Attila s’efforce de réfléchir vite, pour alléger son fardeau sans en dire trop.

« Il y a des choses que je sais, des informations que j’ai la formelle interdiction de communiquer, admet-il en caressant ses cheveux. Toutefois je peux te rassurer quant à la cause de leur mort : nous veillons sur Jaspe et toi avec une attention décuplée. Et nos efforts portent leurs fruits. »

Il a remisé au fond de lui la part sensible qui pourrait trahir ses mensonges et soutient son regard sans ciller. Après une interminable latence, elle soupire. L’orage est passé.

« D’accord. Oublie ça. »

Attila résiste à la tentation de prolonger leurs retrouvailles entre ses bras. Il a rendez-vous en ville dans une heure.

« Qui est-ce que tu vas voir ? s’enquiert Tarja alors qu’il commence à s’habiller.

— Confidentiel. »

Elle s’en contente et s’enferme à son tour dans la salle de bain. Ça le change de Jaspe, qui exige le dernier mot même quand elle gagnerait à se taire. Il téléphone à Sigrid pour qu’elle vienne chaperonner leurs deux décadentes à sa place : faute d’instructions, elle est devenue leur seconde gardienne par défaut.

Ils la trouvent dans le couloir en quittant la chambre de Tarja, flanquée d’une Jaspe aux yeux cernés.

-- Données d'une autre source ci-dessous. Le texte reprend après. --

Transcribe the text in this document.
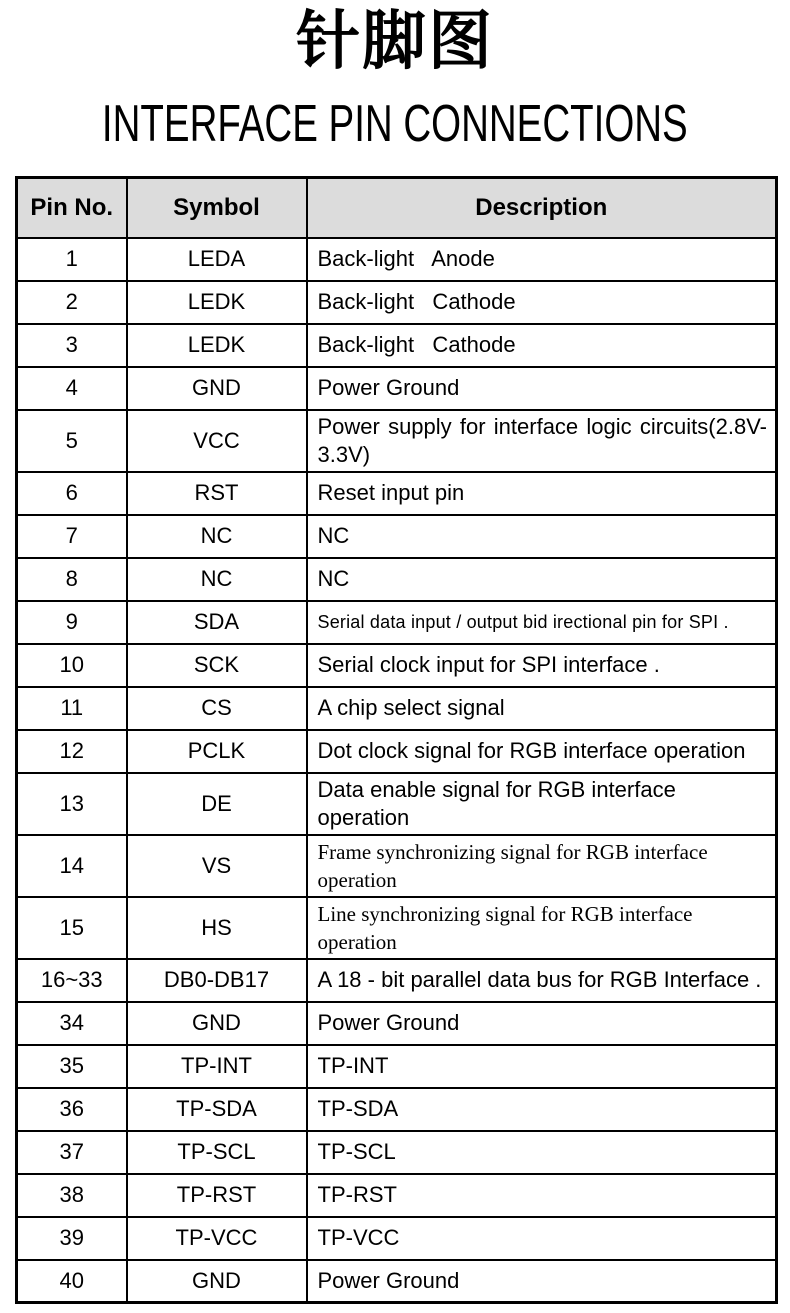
针脚图
INTERFACE PIN CONNECTIONS
Pin No.	Symbol	Description
1	LEDA	Back-light   Anode
2	LEDK	Back-light   Cathode
3	LEDK	Back-light   Cathode
4	GND	Power Ground
5	VCC	Power supply for interface logic circuits(2.8V-3.3V)
6	RST	Reset input pin
7	NC	NC
8	NC	NC
9	SDA	Serial data input / output bid irectional pin for SPI .
10	SCK	Serial clock input for SPI interface .
11	CS	A chip select signal
12	PCLK	Dot clock signal for RGB interface operation
13	DE	Data enable signal for RGB interface operation
14	VS	Frame synchronizing signal for RGB interface operation
15	HS	Line synchronizing signal for RGB interface operation
16~33	DB0-DB17	A 18 - bit parallel data bus for RGB Interface .
34	GND	Power Ground
35	TP-INT	TP-INT
36	TP-SDA	TP-SDA
37	TP-SCL	TP-SCL
38	TP-RST	TP-RST
39	TP-VCC	TP-VCC
40	GND	Power Ground
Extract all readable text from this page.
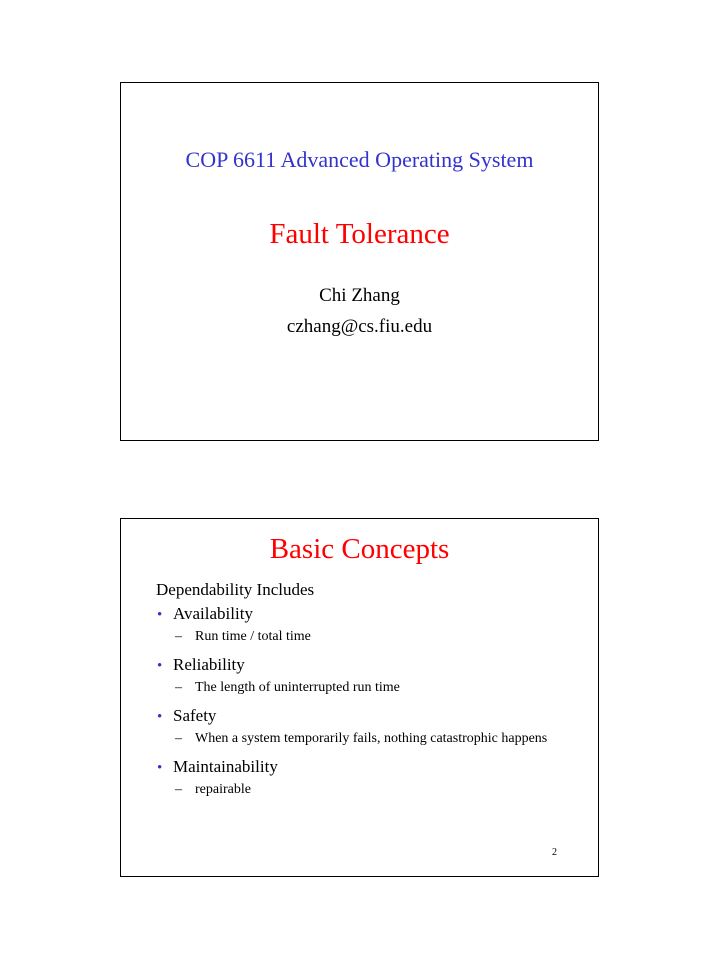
COP 6611 Advanced Operating System
Fault Tolerance
Chi Zhang
czhang@cs.fiu.edu
Basic Concepts
Dependability Includes
• Availability
– Run time / total time
• Reliability
– The length of uninterrupted run time
• Safety
– When a system temporarily fails, nothing catastrophic happens
• Maintainability
– repairable
2
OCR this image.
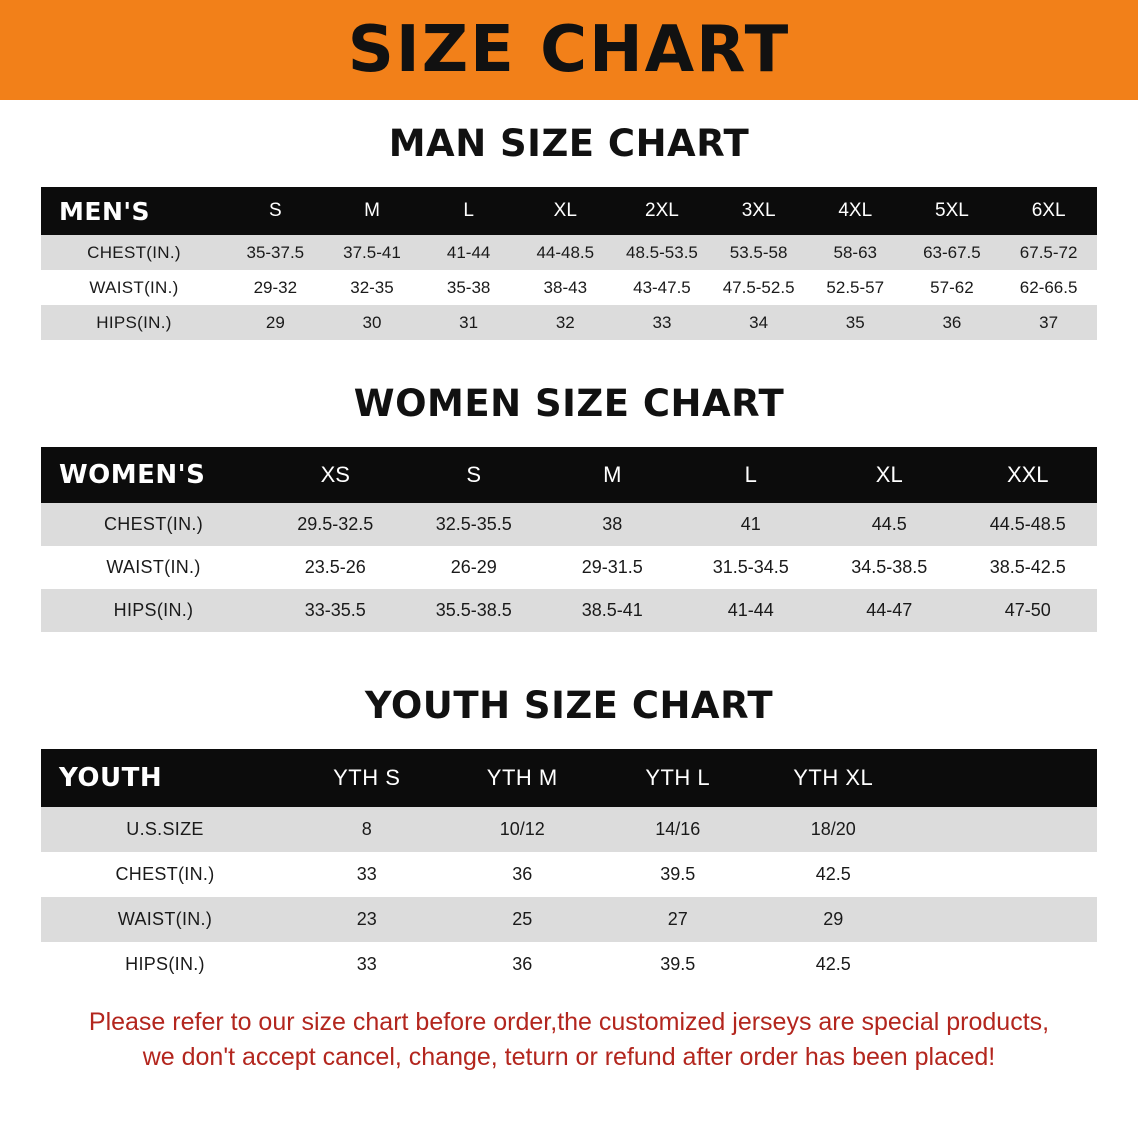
SIZE CHART
MAN SIZE CHART
MEN'S	S	M	L	XL	2XL	3XL	4XL	5XL	6XL
CHEST(IN.)	35-37.5	37.5-41	41-44	44-48.5	48.5-53.5	53.5-58	58-63	63-67.5	67.5-72
WAIST(IN.)	29-32	32-35	35-38	38-43	43-47.5	47.5-52.5	52.5-57	57-62	62-66.5
HIPS(IN.)	29	30	31	32	33	34	35	36	37
WOMEN SIZE CHART
WOMEN'S	XS	S	M	L	XL	XXL
CHEST(IN.)	29.5-32.5	32.5-35.5	38	41	44.5	44.5-48.5
WAIST(IN.)	23.5-26	26-29	29-31.5	31.5-34.5	34.5-38.5	38.5-42.5
HIPS(IN.)	33-35.5	35.5-38.5	38.5-41	41-44	44-47	47-50
YOUTH SIZE CHART
YOUTH	YTH S	YTH M	YTH L	YTH XL	
U.S.SIZE	8	10/12	14/16	18/20	
CHEST(IN.)	33	36	39.5	42.5	
WAIST(IN.)	23	25	27	29	
HIPS(IN.)	33	36	39.5	42.5	
Please refer to our size chart before order,the customized jerseys are special products,
we don't accept cancel, change, teturn or refund after order has been placed!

« Quelle poisse, cette quarantaine, grommelle-t-elle en guise de bonjour. Je vais devoir faire des aller-retours pour vous approvisionner en malbouffe, en jeux, en films… Parce que Jaspe, elle en a vu qu’une dizaine dans sa vie, de films, et ça se limite à des vieux muets et à Qu’est-ce qu’on a fait au bon Dieu, qu’ils ont diffusé dans le seul cinéma près de sa putain de vallée. »

Jaspe cligne des paupières à l’ouïe de son prénom mais n’intervient pas, sans doute déboussolée par leur anglais trop rapide pour ses oreilles de vosgienne.

« Toute une culture à refaire, c’est un vrai scandale. Et la musique, j’en parle même pas !

— Intéressant, lâche Attila plus par automatisme que par véritable dédain.

— Vous parlez de moi ? réagit enfin Jaspe en osant un mignon sourire.

— Je dois appeler Chulyen, quémande Tarja à sa sœur.

— Reste dans le coin, que je te surveille. Foutue procédure. »

Elle lui tend son téléphone. Tarja s’adosse contre un mur, attend que le Trickster décroche et se lance dans un dialogue monosyllabique qu’Attila échoue à décrypter. Sigrid semble attendre une réponse de sa part.

« Pardon, tu disais ?

— J’ai amené du coréen pour les filles, mais il y a assez pour quatre si on se limite un peu. Ça te tente ?

— J’ai une journée chargée et pas de temps pour un brunch. Régalez-vous. »

Il salue Tarja de loin et se met en route vers l’ascenseur. L’Ankou l’attend déjà sur le parking.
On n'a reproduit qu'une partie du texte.